= John Dunbar (artist) =

British artist (born 1943)

John Dunbar self-portrait, 1967

John Dunbar (born 1943) is a British artist, collector, and former gallerist, best known for his connections to the art and music scenes of the 1960s counterculture.

==Personal life and career==
Dunbar was born in Mexico City in 1943, the son of the British filmmaker, Robert Dunbar. He has three sisters, Marina Adams, an architect, and twins Margaret and Jennifer Dunbar. He spent his first four years in Moscow, where his father was a cultural attache, before the family returned to England.

Dunbar attended the University of Cambridge, where he met the singer Marianne Faithfull. They were married on 6 May 1965, with Peter Asher as the best man, and spent their honeymoon in Paris, with the Beat poets Allen Ginsberg and Gregory Corso. The couple lived in a flat at 29 Lennox Gardens, Knightsbridge, London. On 10 November 1965, she gave birth to their son, Nicholas. Dunbar and Faithfull divorced in 1970, with John winning full custody of his son.

In 1965, Dunbar co-founded the Indica Gallery with Barry Miles. The gallery became known for staging exhibitions by cutting-edge artists, including Boyle Family and Yoko Ono from the Fluxus movement. It was at Indica where he introduced Ono to John Lennon. Indica folded in just two years, after which Dunbar became an artist and exhibited work alongside Peter Blake and Colin Self. From 1969 to 1971 Dunbar was exhibitions officer for the British Council, revitalizing their programme by promoting a new generation of artists such as Barry Flanagan, Colin Self, Bruce McLean and Clive Barker. With Jill Matthews, Dunbar later fathered William Dunbar, now a journalist based in Tbilisi, Georgia.

In January 2006, Dunbar participated in the International Symposium on LSD in Basel honouring LSD inventor Albert Hofmann on his 100th birthday.

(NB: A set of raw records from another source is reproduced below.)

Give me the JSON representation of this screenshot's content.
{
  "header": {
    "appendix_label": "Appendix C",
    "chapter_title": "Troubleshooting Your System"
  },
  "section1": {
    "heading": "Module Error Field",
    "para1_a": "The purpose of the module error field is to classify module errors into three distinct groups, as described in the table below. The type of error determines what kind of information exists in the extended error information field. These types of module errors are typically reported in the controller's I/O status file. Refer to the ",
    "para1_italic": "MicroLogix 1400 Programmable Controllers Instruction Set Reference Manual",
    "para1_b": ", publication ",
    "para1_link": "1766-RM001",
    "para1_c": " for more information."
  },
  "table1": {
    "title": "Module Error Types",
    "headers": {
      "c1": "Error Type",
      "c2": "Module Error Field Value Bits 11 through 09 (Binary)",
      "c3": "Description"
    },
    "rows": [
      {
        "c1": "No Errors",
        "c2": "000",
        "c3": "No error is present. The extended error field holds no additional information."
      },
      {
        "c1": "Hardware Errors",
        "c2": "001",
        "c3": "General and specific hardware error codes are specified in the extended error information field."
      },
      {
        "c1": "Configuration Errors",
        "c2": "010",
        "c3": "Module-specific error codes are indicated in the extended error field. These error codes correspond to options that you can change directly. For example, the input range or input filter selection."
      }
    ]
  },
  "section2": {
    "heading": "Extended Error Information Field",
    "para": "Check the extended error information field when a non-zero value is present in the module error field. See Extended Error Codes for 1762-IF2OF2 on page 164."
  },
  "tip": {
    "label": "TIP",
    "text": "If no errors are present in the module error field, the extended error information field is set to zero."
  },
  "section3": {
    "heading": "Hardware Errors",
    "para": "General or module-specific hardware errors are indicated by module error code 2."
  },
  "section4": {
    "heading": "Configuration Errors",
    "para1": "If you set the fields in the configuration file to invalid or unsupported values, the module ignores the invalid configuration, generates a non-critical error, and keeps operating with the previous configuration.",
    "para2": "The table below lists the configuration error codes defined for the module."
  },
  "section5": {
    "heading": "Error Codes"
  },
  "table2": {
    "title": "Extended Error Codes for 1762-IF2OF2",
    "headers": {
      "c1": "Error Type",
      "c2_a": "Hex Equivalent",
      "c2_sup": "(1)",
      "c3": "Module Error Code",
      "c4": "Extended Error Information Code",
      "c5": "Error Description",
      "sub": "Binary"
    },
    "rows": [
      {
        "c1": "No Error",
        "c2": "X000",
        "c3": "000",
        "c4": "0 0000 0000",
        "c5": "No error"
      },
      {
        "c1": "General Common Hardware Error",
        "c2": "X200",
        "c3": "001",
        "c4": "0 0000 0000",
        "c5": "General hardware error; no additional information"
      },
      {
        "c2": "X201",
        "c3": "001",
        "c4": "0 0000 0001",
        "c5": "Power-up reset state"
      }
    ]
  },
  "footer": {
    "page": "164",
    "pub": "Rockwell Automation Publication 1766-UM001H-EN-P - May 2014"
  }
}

With John Hopkins and Barry Miles, Dunbar gave the seminar "LSD and its visual impact".. That same year, Dunbar took part in the re-staging of Indica by Riflemaker Gallery in Soho, London, hosting an in conversation with Yoko Ono and as guest speaker with a talk entitled INDICATIONS....

Since the 1960s, Dunbar has consistently maintained an eclectic practice encompassing drawing and collage, particularly in notebook context, sculpture and assemblage, photography and film. As a visual artist, John's work has been featured in a 2008 solo exhibition and 2014 retrospective in London. More recently his film work has been included in group exhibitions at Nottingham Contemporary and The Museum of Modern and Contemporary Art in Nice, France.